As done in other lawsuits that challenge so-called "Obamacare," Kinder expects that government lawyers will submit a motion to dismiss the suit. But Kinder said the new federal health care law is overreaching and that it isn't constitutional to force people to buy health insurance.
"This law gives power to the government that the king of England did not have over us, his subjects," Kinder said, referring to King George's rule of the pre-Revolution American colonists.
Not everyone agrees that the health care law is disastrous. Cape Girardeau lawyer John Cook, a Democrat who has debated Kinder in the past, said a return to the health care system as it was would put a huge financial burden on the country's middle class. While the country's poorest and richest got along fine under the old system, Cook said, the middle class "was being squeezed to death" by the increasing cost of insurance premiums.
"The middle class gets killed if we go back," Cook said.
The next step for Kinder happens Jan. 18, when the government is expected to respond to Kinder's lawsuit, which he filed in his capacity as an advocate for senior citizens and as a private taxpayer, he said. Regardless of the court's decision at trial -- which he hopes happens by late spring -- Kinder believes the losing side will appeal.
In two similar cases outside Missouri, the government's motion to dismiss has been granted. In cases in Florida and Virginia, judges denied motions to dismiss and held hearings on the merits of the lawsuits. In Virginia, a judge ruled that the health care law was unconstitutional. Kinder said a similar hearing is scheduled in Florida later this month.
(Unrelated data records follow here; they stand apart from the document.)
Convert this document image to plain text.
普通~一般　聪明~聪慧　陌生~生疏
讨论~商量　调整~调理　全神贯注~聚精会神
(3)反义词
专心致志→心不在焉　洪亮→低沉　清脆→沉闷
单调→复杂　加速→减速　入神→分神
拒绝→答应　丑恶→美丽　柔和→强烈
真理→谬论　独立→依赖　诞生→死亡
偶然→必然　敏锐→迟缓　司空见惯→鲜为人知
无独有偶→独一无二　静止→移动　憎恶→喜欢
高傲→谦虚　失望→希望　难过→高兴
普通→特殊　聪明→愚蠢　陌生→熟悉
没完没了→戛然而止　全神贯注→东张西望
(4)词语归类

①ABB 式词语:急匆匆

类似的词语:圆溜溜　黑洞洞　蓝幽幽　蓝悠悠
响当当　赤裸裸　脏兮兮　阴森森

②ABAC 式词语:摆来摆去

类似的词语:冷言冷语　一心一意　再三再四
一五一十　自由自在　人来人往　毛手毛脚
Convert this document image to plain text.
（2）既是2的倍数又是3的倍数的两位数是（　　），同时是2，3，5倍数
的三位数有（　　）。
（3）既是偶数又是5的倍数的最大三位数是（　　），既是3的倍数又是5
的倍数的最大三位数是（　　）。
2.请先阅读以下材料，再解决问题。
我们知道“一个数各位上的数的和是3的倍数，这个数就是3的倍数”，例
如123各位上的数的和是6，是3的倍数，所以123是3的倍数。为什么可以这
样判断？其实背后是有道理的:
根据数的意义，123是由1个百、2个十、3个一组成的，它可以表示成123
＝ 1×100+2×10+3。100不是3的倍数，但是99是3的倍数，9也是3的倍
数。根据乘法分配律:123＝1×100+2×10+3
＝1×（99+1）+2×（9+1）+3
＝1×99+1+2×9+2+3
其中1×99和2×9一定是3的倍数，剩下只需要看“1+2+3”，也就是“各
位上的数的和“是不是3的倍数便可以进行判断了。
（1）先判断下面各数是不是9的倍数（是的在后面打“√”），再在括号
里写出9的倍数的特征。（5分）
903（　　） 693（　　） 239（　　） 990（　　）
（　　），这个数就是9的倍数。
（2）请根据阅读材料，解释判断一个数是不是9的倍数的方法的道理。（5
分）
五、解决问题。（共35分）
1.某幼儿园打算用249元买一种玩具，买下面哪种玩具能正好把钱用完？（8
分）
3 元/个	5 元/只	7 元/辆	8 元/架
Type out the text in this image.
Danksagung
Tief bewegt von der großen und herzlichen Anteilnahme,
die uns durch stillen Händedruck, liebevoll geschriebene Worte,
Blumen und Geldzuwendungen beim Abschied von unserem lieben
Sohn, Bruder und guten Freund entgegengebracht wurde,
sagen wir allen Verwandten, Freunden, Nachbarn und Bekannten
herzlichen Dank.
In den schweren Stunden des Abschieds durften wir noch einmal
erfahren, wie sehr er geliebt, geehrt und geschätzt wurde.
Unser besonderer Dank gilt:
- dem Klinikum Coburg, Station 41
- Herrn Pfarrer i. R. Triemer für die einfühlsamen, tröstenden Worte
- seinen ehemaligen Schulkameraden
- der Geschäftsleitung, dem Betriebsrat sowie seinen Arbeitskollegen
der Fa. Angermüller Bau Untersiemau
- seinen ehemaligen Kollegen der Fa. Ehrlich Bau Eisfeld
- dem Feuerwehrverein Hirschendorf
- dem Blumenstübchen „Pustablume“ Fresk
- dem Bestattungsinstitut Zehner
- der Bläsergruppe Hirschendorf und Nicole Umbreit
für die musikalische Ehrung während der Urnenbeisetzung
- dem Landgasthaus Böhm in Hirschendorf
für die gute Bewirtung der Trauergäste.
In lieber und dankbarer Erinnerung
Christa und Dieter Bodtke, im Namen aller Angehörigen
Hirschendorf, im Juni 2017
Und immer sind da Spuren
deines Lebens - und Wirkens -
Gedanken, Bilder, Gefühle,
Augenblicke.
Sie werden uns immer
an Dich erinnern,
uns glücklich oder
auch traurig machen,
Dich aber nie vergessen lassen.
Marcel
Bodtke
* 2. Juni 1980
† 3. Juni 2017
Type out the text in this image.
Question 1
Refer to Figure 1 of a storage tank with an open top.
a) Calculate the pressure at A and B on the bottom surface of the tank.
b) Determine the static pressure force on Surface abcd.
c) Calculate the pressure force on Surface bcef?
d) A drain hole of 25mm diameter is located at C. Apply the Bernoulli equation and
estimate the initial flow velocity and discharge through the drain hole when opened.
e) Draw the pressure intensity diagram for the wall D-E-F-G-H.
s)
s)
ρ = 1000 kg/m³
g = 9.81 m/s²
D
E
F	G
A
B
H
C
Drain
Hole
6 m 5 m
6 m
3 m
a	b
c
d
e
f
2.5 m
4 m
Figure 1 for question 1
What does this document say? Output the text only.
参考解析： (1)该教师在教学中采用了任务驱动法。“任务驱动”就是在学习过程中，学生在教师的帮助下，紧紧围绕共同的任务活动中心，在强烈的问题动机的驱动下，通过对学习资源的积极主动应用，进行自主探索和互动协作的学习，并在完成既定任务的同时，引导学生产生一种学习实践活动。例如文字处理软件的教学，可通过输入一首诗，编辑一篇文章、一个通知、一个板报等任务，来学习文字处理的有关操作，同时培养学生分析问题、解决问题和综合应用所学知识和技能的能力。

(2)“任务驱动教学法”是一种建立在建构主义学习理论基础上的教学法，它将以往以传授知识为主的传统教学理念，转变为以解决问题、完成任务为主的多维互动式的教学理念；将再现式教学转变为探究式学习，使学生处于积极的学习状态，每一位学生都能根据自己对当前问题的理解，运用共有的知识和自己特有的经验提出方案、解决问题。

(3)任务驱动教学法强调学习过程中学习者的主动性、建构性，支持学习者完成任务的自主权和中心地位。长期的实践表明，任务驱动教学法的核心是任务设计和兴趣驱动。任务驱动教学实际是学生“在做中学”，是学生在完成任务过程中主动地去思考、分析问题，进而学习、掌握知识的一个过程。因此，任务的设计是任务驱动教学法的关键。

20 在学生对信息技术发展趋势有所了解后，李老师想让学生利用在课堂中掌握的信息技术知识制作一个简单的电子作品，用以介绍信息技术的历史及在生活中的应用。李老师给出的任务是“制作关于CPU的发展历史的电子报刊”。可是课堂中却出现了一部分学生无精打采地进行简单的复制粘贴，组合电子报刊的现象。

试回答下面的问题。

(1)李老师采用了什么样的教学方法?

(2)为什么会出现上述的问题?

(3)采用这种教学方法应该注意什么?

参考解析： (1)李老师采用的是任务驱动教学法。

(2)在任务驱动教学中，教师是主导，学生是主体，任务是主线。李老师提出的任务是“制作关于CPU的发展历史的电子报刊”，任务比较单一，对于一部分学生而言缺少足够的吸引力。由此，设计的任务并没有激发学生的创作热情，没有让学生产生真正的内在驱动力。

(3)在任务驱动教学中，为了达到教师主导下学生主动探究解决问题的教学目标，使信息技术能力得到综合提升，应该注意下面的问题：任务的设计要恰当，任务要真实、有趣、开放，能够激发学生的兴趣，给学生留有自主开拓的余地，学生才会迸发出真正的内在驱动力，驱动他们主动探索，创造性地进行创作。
In all, 20 states have filed suits to block the law.
Kinder, who is considering a run for governor, said he feels strongly about the illegality of the law.
"It is coercive in the extreme," he said.
It has never happened before that the federal government, as a condition of living and breathing in the United States, has had the power to compel someone to buy health insurance and fine them for not doing so, Kinder said.
"This is new," he said. "No Congress, no president has ever presumed to have that power."